Researchers at the Hector Kobbekaduwa Agrarian Research and Training Institute (HARTI) collected interesting information during an extensive study conducted on the situation following this polythene ban. They collected information from government institutions, non-governmental organisations, material researchers, major foodstuff producers, polythene manufacturers, supermarket chains, grocery shops, food vendors, entrepreneurs, plastic collectors and recyclers as well as the public. Overall, about 1,400 individuals were interviewed in this study which mainly focused on the Western Province.

According to Gazette No. 2034/34, as of September 1, 2017, the manufacture, trade and use of polythene lunch sheets has been banned. Additionally, Gazette No. 2034/35 states that grocery bags made from high-density polyethylene (HDPE) are prohibited from being produced and sold. It means that all lunch sheets used in Sri Lanka should be made of a non-polythene biodegradable material, while grocery bags must be manufactured using low-density polyethylene (LDPE) or other (preferably biodegradable) substance.

Manufacturers have apparently shifted to producing starch-based lunch sheets that naturally decompose within a relatively short period after disposal. The main shift in grocery bag production was from HDPE to an equally non-degradable LDPE. But it appeared that the public has been largely misinformed regarding this situation as the study found 31 percent of the surveyed public assumed that the newer grocery bags were biodegradable, while 41 percent were unsure about its nature.

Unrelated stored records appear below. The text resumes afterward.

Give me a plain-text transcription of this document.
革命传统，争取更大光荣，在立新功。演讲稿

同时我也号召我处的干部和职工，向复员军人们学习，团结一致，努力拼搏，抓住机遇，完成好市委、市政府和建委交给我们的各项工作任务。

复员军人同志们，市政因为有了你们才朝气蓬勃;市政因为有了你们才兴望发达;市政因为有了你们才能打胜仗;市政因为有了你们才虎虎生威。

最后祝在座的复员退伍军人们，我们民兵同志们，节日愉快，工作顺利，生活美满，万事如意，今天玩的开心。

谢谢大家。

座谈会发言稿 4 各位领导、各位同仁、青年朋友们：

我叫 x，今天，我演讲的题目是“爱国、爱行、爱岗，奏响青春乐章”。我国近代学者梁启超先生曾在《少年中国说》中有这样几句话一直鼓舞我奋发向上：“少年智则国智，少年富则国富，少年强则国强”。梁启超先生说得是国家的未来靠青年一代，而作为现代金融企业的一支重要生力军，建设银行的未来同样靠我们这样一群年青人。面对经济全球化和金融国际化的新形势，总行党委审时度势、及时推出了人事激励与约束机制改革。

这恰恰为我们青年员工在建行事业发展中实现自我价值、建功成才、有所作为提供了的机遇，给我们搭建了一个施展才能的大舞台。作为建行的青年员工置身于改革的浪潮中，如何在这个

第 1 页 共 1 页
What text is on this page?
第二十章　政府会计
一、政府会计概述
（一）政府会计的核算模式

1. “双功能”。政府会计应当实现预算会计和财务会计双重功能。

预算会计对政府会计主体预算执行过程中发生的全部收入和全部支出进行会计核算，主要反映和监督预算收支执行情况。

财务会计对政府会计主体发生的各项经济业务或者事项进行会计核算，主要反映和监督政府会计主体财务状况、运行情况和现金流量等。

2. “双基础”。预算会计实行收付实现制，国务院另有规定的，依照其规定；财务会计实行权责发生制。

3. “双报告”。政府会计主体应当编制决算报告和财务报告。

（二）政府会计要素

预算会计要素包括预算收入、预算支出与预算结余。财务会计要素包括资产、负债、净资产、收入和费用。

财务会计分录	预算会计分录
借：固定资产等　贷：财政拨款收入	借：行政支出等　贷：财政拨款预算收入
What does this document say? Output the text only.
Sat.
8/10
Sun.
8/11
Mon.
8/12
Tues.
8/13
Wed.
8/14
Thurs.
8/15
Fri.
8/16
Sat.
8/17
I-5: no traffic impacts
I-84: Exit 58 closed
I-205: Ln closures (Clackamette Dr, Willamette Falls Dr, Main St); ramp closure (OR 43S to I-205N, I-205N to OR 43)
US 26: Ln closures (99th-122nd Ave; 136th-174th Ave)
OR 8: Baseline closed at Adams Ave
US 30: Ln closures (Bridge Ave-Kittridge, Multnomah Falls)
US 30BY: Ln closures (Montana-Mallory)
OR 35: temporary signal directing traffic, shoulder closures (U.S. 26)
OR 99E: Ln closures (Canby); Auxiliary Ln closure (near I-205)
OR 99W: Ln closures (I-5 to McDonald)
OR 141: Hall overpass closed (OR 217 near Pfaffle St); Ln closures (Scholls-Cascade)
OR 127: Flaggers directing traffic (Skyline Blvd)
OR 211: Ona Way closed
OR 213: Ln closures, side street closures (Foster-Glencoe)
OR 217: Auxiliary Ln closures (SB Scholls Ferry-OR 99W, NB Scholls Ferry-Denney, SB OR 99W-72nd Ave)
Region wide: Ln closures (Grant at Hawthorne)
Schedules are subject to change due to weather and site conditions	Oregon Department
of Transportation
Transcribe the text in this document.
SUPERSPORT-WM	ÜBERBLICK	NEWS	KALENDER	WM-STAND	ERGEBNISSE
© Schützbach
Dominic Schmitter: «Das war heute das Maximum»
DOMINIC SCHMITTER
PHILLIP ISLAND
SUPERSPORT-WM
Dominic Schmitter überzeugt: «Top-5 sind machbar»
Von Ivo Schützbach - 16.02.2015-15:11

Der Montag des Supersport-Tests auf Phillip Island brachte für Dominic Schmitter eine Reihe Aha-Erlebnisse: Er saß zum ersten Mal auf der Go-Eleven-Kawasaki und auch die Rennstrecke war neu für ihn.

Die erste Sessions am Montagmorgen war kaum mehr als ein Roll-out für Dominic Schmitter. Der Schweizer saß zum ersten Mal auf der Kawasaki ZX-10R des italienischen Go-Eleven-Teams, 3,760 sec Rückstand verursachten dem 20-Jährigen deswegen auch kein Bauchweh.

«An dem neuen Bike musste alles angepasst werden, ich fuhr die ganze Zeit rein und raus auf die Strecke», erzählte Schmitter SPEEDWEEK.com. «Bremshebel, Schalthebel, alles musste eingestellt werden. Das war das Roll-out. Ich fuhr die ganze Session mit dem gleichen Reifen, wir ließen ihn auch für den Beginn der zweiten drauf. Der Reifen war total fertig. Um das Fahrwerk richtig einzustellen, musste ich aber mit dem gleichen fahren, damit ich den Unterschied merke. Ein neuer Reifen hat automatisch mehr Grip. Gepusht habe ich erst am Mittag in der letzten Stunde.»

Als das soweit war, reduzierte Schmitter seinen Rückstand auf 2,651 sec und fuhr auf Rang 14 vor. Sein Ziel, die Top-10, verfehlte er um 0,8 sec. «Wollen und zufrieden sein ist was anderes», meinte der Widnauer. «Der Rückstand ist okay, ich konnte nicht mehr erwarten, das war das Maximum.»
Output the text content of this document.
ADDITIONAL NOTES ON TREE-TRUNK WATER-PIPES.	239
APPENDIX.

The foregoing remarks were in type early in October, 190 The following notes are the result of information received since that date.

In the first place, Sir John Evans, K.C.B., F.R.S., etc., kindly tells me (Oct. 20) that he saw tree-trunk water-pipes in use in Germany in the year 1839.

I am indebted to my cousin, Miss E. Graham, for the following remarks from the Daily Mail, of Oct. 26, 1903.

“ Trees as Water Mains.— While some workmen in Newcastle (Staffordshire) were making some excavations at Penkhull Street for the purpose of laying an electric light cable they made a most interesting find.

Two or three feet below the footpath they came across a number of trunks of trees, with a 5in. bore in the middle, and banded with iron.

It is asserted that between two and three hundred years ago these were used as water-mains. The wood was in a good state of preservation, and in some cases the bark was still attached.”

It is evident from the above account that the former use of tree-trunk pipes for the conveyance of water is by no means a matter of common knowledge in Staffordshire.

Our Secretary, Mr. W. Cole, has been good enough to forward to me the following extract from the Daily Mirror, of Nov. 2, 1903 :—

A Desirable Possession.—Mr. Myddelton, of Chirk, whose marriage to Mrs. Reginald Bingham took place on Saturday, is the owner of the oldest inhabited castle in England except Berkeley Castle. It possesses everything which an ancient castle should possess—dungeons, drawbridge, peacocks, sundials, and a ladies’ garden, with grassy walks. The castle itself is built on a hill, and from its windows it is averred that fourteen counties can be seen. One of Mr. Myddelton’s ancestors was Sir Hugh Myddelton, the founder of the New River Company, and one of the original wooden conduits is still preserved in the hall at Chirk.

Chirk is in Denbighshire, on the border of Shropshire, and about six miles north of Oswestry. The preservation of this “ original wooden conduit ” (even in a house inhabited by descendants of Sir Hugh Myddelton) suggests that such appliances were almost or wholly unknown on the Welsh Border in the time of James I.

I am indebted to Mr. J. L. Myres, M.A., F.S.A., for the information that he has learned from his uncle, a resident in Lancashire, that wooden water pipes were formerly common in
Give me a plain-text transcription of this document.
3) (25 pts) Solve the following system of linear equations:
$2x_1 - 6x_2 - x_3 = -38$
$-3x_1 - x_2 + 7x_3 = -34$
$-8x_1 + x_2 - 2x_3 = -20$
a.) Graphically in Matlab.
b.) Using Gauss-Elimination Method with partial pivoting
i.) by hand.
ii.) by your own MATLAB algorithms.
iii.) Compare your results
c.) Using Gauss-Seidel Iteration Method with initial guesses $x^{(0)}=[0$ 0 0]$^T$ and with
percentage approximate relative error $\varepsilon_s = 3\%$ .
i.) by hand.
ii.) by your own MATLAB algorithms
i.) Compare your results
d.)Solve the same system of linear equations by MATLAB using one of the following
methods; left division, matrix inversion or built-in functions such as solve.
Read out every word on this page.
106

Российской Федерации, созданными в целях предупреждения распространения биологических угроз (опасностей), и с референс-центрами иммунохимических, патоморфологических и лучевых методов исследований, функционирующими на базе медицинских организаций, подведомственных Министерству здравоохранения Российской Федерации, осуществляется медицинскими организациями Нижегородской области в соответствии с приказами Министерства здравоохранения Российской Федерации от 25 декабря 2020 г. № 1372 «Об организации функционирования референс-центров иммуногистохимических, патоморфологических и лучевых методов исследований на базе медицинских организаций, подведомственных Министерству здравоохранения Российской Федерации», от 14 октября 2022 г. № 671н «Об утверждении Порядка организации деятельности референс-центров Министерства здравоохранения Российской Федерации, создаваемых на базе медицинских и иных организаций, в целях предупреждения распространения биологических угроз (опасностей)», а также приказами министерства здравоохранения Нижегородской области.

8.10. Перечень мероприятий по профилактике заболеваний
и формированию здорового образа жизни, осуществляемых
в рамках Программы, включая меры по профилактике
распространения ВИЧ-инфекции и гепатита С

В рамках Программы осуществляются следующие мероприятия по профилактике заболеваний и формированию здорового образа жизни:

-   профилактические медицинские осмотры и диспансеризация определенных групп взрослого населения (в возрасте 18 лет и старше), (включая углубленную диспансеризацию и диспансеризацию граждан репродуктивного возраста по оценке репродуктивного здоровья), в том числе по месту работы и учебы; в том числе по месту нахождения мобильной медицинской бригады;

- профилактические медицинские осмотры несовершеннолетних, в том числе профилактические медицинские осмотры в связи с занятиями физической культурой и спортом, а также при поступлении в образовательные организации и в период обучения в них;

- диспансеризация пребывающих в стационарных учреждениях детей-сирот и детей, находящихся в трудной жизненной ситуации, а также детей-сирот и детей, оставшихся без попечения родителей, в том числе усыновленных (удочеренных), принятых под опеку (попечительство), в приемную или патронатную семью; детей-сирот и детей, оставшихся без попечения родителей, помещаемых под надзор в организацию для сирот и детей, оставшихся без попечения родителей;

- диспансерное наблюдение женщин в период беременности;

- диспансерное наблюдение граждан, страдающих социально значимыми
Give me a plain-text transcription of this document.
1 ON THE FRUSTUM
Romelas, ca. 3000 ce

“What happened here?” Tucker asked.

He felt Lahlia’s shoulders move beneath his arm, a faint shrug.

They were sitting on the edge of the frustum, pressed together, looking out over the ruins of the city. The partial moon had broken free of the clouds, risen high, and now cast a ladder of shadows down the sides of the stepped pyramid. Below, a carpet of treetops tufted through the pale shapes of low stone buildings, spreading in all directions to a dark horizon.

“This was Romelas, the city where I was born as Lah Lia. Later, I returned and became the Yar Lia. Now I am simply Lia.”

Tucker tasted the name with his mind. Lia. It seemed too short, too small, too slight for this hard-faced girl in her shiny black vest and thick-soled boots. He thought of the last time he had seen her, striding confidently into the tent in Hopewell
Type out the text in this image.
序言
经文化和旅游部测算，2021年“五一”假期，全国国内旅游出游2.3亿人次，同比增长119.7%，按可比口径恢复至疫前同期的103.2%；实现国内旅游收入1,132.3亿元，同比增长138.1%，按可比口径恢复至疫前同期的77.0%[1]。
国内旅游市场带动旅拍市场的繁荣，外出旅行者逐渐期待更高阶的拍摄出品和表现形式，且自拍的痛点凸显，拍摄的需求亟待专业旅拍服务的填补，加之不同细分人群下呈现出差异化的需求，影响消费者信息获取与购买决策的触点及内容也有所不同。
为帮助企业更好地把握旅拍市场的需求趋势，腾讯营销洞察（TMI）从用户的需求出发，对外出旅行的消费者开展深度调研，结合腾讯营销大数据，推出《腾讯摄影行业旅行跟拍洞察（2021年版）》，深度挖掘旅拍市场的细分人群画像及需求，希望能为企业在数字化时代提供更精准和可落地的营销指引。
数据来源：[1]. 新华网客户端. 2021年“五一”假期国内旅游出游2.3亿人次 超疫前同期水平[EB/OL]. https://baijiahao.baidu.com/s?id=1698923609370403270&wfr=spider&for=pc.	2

It was widely reported that the grocery bags available following the ban were of inferior strength requiring the use of double bagging to perform the task of a single HDPE bag used before. Sixty-seven percent of the consumers interviewed in the research had pointed out this issue, while 74 percent of the supermarkets had reported higher bag consumption than before. According to manufacturers of grocery bags, compared to the previously used HDPE, currently used LDPE-based bags were not only of lower strength, but also incurred a higher production cost while also being more difficult to recycle after use.

A similar issue was raised with regard to new lunch sheets by 74 percent of the food vendors surveyed. They complained that these lunch sheets were easily damaged leading to leaking of wrapped food while also making the wrapping process more difficult compared to the polythene sheets used before.

The quality of new grocery bags had resulted in an apparent increase in polythene bag use. The higher price of alternative products for grocery bags and lunch sheets has made the shift to more eco-friendly options less attractive. The ban appeared to have resulted in the exact opposite of what was intended. Therefore, it is not surprising that 60 percent of those interviewed in this study considered the polythene ban to be a failure. Only 20 percent was of the opinion that it was effective.